Sunday, September 21, 2008

Extracting text from scanned documents and copy protected pdfs

Consider a situation where you need to copy text from a pdf document and you cant because it is copy protected. Worse still, the text that you need is in a scanned document or image! Ever wondered how you can do that?

Well.. there is a way! Read on, to find to find out how.
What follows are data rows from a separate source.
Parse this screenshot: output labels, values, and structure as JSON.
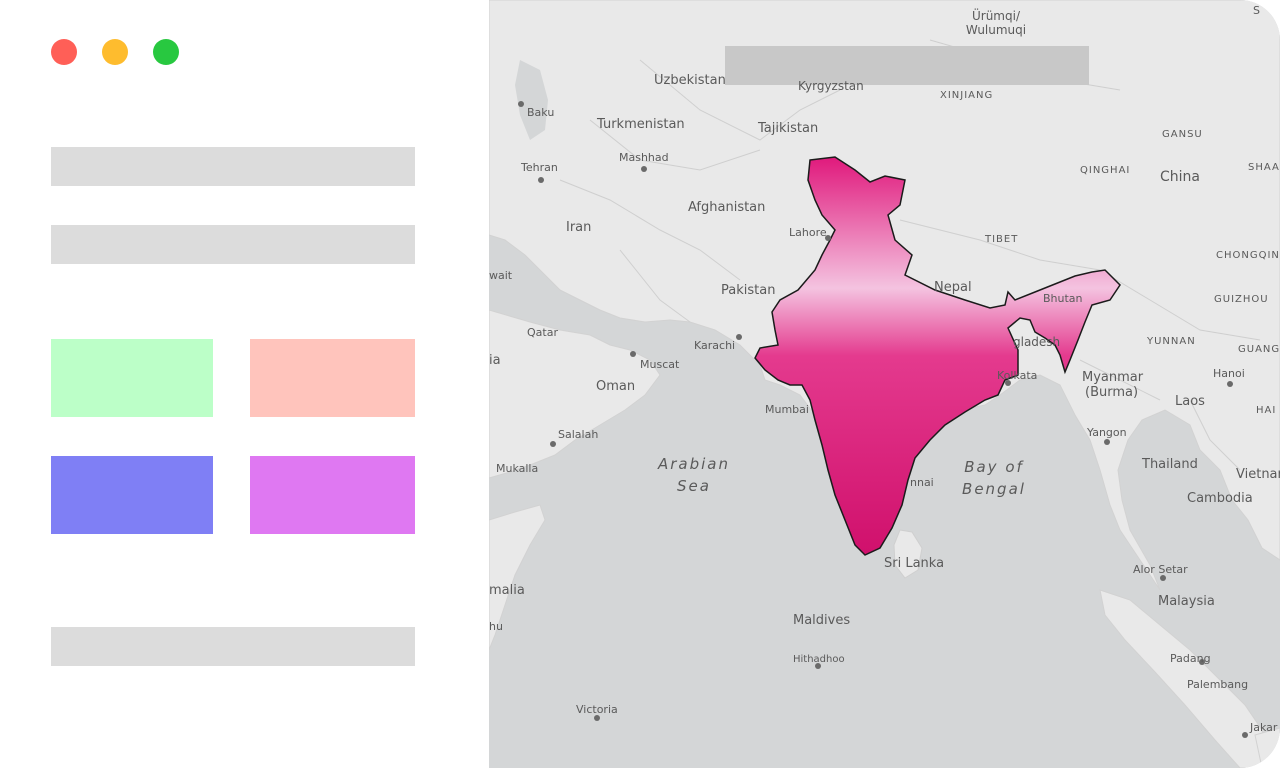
{
  "window": {
    "controls": [
      {
        "name": "close",
        "color": "#ff5f57"
      },
      {
        "name": "minimize",
        "color": "#febc2e"
      },
      {
        "name": "maximize",
        "color": "#28c840"
      }
    ]
  },
  "sidebar": {
    "placeholder_color": "#dcdcdc",
    "legend_tiles": [
      {
        "color": "#bcffc8"
      },
      {
        "color": "#ffc4bc"
      },
      {
        "color": "#7f7ff5"
      },
      {
        "color": "#df78f2"
      }
    ]
  },
  "map": {
    "search_bar_color": "#c8c8c8",
    "highlight_color": "#e0197c",
    "places": {
      "urumqi": "Ürümqi/\nWulumuqi",
      "uzbekistan": "Uzbekistan",
      "kyrgyzstan": "Kyrgyzstan",
      "xinjiang": "XINJIANG",
      "baku": "Baku",
      "turkmenistan": "Turkmenistan",
      "tajikistan": "Tajikistan",
      "gansu": "GANSU",
      "mashhad": "Mashhad",
      "tehran": "Tehran",
      "qinghai": "QINGHAI",
      "china": "China",
      "shaa": "SHAA",
      "afghanistan": "Afghanistan",
      "iran": "Iran",
      "lahore": "Lahore",
      "tibet": "TIBET",
      "chongqing": "CHONGQIN",
      "kuwait": "wait",
      "pakistan": "Pakistan",
      "nepal": "Nepal",
      "bhutan": "Bhutan",
      "guizhou": "GUIZHOU",
      "qatar": "Qatar",
      "yunnan": "YUNNAN",
      "karachi": "Karachi",
      "bangladesh": "gladesh",
      "guang": "GUANG",
      "saudi": "ia",
      "muscat": "Muscat",
      "kolkata": "Kolkata",
      "oman": "Oman",
      "myanmar": "Myanmar\n(Burma)",
      "hanoi": "Hanoi",
      "mumbai": "Mumbai",
      "laos": "Laos",
      "hai": "HAI",
      "salalah": "Salalah",
      "yangon": "Yangon",
      "arabian_sea": "Arabian\nSea",
      "bay_of_bengal": "Bay of\nBengal",
      "mukalla": "Mukalla",
      "thailand": "Thailand",
      "vietnam": "Vietnar",
      "chennai": "nnai",
      "cambodia": "Cambodia",
      "sri_lanka": "Sri Lanka",
      "alor_setar": "Alor Setar",
      "somalia": "malia",
      "malaysia": "Malaysia",
      "maldives": "Maldives",
      "mogadishu": "hu",
      "padang": "Padang",
      "hithadhoo": "Hithadhoo",
      "palembang": "Palembang",
      "victoria": "Victoria",
      "jakarta": "Jakar",
      "s_corner": "S"
    }
  }
}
A pre-requisite for this is that you should have Microsoft Office Document Imaging feature installed in your computer (which is typically installed by default, along with Microsoft Office)
  1. Open the pdf or the image file from which you need to extract the text
  2. Print the file using the Microsoft Office Document Image Writer, by selecting it from the printer name drop down.
  3. This will print the document to a .mdi file ( Document Imaging Format). On the save prompt give a file name and save the file.
  4. The file will automatically open, and from the Tools menu, select Send Text to Word option.
  5. Choose a preferred location for saving the Word file and click OK.
  6. Click Ok for the prompt "You must re-run OCR before performing this operation. This may take a while".
  7. This will extract text from the .mdi file and save it to the Word file. The Word file will also automatically open at the end of the operation.
This is simple right? But remember that formatting may not be correct and the accuracy of text extraction will depend on the quality of the scanned image. But it can effectively serve the purpose when it comes to getting the text out of irritating copy protected pdfs and scanned text documents.

I found this useful information from the internet when i was required to type 4 text filled pages, because the pdf was copy protected. Took me just 30 minutes to google out the information, understand the technique and get the extracted word file. (I would have taken 30 minutes per page to type)

Courtesy and credit goes to the original poster.

Earlier there was another way for pdf files. Use gmail's "view as html" option to get the copy protected pdf file displayed in html format and then simply copying the text. Though i have not used it myself, i saw many posts and blogs suggesting this. But unfortunately, the feature no longer works in gmail.